The main objective of the crow funding campaign set up on Verkami is to increase DNA bank. To achieve that aim, for example, an interactive documentary will be created in order to disseminate the existence of the DNA bank and encourage participation. Promoters affirm that nowadays around 4,600 families in Catalonia are looking for a relative who disappeared during the Civil War or Franco regime.

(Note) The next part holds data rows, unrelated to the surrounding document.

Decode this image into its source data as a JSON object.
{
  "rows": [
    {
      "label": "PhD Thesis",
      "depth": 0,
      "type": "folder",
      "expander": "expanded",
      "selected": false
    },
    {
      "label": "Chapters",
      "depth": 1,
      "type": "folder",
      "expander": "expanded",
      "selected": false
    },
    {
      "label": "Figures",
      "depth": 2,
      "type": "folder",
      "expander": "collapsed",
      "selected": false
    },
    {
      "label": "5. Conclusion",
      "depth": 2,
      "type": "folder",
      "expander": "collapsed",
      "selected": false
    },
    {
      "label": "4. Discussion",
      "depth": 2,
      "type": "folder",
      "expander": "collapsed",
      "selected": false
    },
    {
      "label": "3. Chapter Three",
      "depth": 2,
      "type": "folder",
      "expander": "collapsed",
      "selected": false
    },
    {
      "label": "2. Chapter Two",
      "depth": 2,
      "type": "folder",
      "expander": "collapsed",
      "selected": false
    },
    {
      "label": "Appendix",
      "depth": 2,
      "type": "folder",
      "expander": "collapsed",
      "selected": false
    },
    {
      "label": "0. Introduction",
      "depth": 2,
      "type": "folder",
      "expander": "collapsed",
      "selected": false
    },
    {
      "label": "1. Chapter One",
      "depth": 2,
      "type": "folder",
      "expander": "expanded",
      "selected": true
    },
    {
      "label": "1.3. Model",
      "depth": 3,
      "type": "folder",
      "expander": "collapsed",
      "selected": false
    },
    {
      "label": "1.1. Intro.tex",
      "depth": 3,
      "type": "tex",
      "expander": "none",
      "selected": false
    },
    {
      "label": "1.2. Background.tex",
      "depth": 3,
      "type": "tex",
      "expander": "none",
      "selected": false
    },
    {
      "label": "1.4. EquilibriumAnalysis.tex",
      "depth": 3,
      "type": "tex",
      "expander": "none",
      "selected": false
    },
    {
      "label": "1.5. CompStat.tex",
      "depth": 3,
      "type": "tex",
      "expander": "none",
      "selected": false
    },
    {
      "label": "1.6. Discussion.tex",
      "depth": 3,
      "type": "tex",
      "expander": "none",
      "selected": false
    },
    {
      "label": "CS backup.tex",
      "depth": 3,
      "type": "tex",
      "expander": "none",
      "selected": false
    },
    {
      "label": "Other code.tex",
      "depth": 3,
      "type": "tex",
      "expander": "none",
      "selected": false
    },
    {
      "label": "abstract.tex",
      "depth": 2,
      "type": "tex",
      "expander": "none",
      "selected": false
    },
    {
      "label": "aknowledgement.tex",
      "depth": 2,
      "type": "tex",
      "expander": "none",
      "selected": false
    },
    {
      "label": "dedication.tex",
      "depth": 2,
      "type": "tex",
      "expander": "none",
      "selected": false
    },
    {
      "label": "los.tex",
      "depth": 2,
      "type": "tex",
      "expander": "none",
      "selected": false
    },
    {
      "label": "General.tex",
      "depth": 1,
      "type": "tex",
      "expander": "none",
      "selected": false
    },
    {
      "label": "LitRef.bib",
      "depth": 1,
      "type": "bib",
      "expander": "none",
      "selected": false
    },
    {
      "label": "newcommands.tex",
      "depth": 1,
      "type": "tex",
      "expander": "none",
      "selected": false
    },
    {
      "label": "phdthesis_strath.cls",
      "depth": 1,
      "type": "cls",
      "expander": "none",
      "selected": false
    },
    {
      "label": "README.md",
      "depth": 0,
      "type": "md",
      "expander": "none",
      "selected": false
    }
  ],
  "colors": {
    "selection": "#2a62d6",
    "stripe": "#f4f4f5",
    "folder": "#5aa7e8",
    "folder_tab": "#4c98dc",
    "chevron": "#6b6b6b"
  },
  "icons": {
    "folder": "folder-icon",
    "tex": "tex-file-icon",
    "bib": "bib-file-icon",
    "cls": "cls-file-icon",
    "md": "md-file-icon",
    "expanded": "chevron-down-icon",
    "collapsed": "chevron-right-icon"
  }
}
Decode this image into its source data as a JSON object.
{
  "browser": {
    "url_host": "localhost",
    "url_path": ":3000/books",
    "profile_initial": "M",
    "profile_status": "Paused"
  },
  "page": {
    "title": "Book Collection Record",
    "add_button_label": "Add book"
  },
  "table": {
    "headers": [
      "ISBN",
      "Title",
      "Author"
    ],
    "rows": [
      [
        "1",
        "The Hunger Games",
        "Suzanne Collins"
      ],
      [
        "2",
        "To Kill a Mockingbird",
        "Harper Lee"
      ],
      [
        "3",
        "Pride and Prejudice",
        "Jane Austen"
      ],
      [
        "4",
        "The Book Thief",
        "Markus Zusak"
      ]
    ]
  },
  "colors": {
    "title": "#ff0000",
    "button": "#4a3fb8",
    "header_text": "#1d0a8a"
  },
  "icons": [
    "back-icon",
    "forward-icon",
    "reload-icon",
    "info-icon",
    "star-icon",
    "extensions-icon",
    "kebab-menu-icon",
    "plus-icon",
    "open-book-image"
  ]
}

To join the DNA bank, it is necessary to extract a blood sample to the relatives of the disappeared person. The part of the dried blood sample that contains purified DNA is kept at -75 °C in the Laboratory of Forensic Genetics of UB, led by Dr Manuel Gené. Another part of the sample is given to participants together with all the documents that credit it. The process, managed by the Bosch i Gimpera Foundation, cost 150 euros. It is important to remember that the polymerase chain reaction technique has been used to amplify DNA since the 1990s; it enables identification by means of a small biological sample (hair, saliva, bloodstain, etc.).

 

The figure of Bosch i Gimpera

Nine families have already given blood samples to the DNA bank at UB. One of them is the family of Juli Martí Cristià, who disappeared in 1938 in Villar de los Navarros. His son, Eduard, has been looking for the body of his father during more than ten years. Encouraged by the desire to preserve the memory of his family, Eduard Martí has around one hundred letters written by his father from the front. These letters tell the story of his father, from the moment he enlisted in December 1936 —as a volunteer when he was 43 years old—, then his fight in some towns in the front of Teruel, and finally the moment when he was captured and killed by Francoʼs troops. Eduard Martí explains that the figure of Pere Bosch i Gimpera has appeared in the vicissitudes of his family twice. The first time was during the Spanish Civil War, when the former rector of UB, acquaintance of the family, helped his mother, Mercè Valss, to find a job when his husband disappeared. Now, more than seventy years later, Eduard Martí has come to the Bosch i Gimpera Foundation to be part of the DNA bank in the hope that the body of this father will be identified. Eduard, who is 89 years old, is the only alive son of Juli Martí.

Since 1975, the Laboratory of Forensic Genetics of UB studies human genetic variability applied to forensic genetics and its main applications: biological paternity determination and forensic identification. It is a pioneering centre in researching and applying the most modern techniques.